Panahi is an atheist.

===Islam===
Panahi is a former Muslim and is critical of aspects of Islam. She has accused what she regards as the regressive left for abetting Islamism in the West, stating that they "excuse behaviour that they would never tolerate from non-Muslims". She has described Western feminists who view modesty veils such as burkas, niqābs, and hijabs as symbols of diversity or empowerment as an example of such abetment. She argues that the hijab is a political symbol as well as a religious one, and has supported statements against veils made by fellow former Muslims such as Darya Safai and Yasmine Mohammed. However, she opposes a complete ban on Muslim immigration.

In January 2015, Panahi clashed with Andrew O'Keefe on Weekend Sunrise over her comments about Muslims, stating "We've got to stop doing what you just did and pretending like Islam is like any other religion, as far as being behind incidents of terror". In January 2015, she wrote an article titled "Islam, you have a very serious problem" for The Daily Telegraph. News website New Matilda published an open letter by an 18-year old returned expatriate critical of Panahi's article.

=== Asylum seekers ===
Panahi supports Australia's humanitarian intake through regular means. The offshore detention camps, which have been criticised by human rights organisations, are, she says, an uncomfortable necessity to deter desperate people from attempting the dangerous sea voyage.

=== Monarchy ===
Panahi said that she was previously in favour of republicanism but now supports retaining the Monarchy of Australia, arguing that monarchy is a flawed system but "the reality is that it works for Australia". She has expressed opposition to the views of Australian Republic Movement's former chairman Peter FitzSimons and agreed with an assessment made by former Senator David Leyonhjelm that debates over the monarchy is a non-issue for average Australians but one obsessively pushed by republicans.
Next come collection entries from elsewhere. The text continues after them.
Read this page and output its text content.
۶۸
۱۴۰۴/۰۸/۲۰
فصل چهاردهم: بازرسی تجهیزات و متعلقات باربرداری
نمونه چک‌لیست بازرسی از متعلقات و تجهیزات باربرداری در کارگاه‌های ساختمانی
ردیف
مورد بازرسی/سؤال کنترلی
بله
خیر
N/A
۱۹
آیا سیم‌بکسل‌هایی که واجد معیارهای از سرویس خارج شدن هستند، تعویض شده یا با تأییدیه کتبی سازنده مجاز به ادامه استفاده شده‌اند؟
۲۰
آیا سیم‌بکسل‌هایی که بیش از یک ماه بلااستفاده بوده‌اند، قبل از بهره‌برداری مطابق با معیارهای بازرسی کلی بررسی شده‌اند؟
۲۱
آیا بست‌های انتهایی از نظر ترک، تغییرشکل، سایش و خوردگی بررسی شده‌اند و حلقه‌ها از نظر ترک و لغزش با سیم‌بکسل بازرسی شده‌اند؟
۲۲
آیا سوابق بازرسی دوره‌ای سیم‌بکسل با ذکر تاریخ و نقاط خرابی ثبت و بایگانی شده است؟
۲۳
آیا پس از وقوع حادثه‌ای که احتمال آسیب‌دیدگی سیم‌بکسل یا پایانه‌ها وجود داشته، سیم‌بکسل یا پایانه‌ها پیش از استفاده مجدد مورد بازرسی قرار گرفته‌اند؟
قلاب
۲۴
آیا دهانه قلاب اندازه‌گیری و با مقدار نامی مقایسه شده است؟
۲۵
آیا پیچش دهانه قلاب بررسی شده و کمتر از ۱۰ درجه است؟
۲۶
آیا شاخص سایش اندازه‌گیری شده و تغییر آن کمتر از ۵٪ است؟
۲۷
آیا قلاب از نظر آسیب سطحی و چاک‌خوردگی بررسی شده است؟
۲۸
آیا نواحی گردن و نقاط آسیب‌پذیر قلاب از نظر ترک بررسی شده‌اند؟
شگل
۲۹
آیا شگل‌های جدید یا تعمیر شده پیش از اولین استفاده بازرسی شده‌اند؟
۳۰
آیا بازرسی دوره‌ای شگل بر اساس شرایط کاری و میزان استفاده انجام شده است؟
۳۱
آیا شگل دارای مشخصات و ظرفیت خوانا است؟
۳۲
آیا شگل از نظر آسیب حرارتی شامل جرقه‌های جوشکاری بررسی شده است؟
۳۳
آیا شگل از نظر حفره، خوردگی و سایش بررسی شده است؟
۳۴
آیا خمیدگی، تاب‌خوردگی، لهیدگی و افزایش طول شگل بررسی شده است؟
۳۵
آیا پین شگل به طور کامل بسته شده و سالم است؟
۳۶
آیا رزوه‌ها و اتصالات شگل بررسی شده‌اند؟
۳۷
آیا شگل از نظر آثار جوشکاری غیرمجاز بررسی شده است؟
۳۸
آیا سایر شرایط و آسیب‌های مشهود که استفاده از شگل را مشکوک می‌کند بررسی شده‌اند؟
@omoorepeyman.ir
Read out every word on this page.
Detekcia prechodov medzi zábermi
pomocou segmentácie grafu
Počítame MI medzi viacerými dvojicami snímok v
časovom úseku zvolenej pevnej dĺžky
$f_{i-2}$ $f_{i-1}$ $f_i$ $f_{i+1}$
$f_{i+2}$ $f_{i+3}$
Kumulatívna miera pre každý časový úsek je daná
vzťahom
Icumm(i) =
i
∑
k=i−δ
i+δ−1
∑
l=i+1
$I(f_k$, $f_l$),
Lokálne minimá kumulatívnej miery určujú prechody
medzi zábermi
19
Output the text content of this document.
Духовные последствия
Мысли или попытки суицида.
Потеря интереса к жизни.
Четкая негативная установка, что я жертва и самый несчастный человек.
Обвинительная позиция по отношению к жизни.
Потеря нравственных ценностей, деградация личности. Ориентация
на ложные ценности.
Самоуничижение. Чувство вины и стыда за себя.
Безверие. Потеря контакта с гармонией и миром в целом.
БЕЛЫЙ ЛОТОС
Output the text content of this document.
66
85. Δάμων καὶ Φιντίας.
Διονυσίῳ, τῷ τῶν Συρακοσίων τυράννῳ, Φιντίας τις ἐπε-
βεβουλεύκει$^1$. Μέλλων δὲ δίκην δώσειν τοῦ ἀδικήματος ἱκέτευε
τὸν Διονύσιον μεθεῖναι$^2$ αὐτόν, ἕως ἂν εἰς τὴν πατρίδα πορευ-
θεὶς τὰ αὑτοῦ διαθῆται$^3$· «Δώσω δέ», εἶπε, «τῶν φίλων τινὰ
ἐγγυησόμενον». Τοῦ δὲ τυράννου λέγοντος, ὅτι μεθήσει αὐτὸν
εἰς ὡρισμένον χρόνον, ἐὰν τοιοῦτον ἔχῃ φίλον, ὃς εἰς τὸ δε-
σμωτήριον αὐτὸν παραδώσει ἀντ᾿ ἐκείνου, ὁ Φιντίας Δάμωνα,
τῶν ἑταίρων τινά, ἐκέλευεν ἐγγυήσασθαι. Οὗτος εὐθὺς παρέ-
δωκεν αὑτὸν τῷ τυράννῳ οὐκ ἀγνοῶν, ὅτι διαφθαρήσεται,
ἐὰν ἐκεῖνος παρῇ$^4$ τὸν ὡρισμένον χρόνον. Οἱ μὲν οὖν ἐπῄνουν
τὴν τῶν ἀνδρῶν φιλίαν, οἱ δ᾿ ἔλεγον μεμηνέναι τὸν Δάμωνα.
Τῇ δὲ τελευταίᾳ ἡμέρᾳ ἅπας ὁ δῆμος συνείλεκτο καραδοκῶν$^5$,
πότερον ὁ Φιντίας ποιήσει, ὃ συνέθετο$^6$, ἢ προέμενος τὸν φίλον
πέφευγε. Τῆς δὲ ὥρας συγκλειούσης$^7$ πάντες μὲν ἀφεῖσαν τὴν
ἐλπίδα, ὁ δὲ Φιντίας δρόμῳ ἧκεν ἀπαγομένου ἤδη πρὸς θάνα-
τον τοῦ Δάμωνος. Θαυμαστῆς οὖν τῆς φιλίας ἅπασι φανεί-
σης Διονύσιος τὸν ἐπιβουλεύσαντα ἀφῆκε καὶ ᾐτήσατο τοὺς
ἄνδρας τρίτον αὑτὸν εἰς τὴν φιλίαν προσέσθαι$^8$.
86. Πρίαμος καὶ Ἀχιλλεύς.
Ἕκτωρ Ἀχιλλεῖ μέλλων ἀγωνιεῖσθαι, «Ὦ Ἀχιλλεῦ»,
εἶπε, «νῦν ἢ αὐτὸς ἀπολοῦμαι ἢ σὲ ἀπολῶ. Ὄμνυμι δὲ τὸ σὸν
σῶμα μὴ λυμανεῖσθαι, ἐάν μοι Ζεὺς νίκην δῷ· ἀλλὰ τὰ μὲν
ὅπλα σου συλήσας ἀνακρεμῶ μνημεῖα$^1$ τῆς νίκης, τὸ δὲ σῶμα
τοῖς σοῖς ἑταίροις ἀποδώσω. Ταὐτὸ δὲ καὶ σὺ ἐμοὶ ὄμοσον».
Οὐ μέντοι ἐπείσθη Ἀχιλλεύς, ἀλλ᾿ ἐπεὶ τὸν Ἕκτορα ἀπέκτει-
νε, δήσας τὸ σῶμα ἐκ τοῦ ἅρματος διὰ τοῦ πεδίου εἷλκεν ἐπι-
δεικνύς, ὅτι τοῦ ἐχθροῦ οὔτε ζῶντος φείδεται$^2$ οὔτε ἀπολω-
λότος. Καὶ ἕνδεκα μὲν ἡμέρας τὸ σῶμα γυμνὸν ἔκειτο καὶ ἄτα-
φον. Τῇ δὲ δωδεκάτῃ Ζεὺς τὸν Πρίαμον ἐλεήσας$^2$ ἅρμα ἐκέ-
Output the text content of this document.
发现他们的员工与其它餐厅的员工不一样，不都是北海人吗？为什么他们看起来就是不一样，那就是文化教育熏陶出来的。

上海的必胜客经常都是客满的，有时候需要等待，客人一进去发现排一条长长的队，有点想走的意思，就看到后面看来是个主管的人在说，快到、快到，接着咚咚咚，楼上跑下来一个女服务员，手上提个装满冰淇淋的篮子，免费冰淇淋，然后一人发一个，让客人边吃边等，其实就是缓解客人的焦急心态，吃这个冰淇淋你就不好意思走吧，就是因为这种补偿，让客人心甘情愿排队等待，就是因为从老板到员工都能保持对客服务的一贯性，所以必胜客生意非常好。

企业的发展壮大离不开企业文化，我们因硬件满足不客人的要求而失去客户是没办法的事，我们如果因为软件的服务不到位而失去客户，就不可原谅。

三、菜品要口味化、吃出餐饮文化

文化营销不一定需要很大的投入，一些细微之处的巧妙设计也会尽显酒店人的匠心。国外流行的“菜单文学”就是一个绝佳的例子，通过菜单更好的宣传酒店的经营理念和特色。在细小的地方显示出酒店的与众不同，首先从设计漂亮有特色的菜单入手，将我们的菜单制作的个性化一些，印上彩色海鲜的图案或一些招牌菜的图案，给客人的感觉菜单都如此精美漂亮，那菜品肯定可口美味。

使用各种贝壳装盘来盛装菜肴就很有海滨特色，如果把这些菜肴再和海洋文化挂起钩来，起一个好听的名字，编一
However, Panahi has criticised the political statements made by Meghan Markle and Prince Harry, arguing they have "trashed" the legacy of Queen Elizabeth. Prior to the death of Queen Elizabeth in 2022, Panahi opined that the crown should be passed down to Prince William instead of his father, Charles.

===US politics===
Ahead of the 2020 United States presidential election, Panahi maintained that while she had some disagreements and reservations about Donald Trump, she favoured his re-election and argued that a Trump victory would be more beneficial to Australian national security than a Biden presidency. She accused the media of ignoring the increase in black, gay, and Hispanic support for Trump in order to accuse him of racism.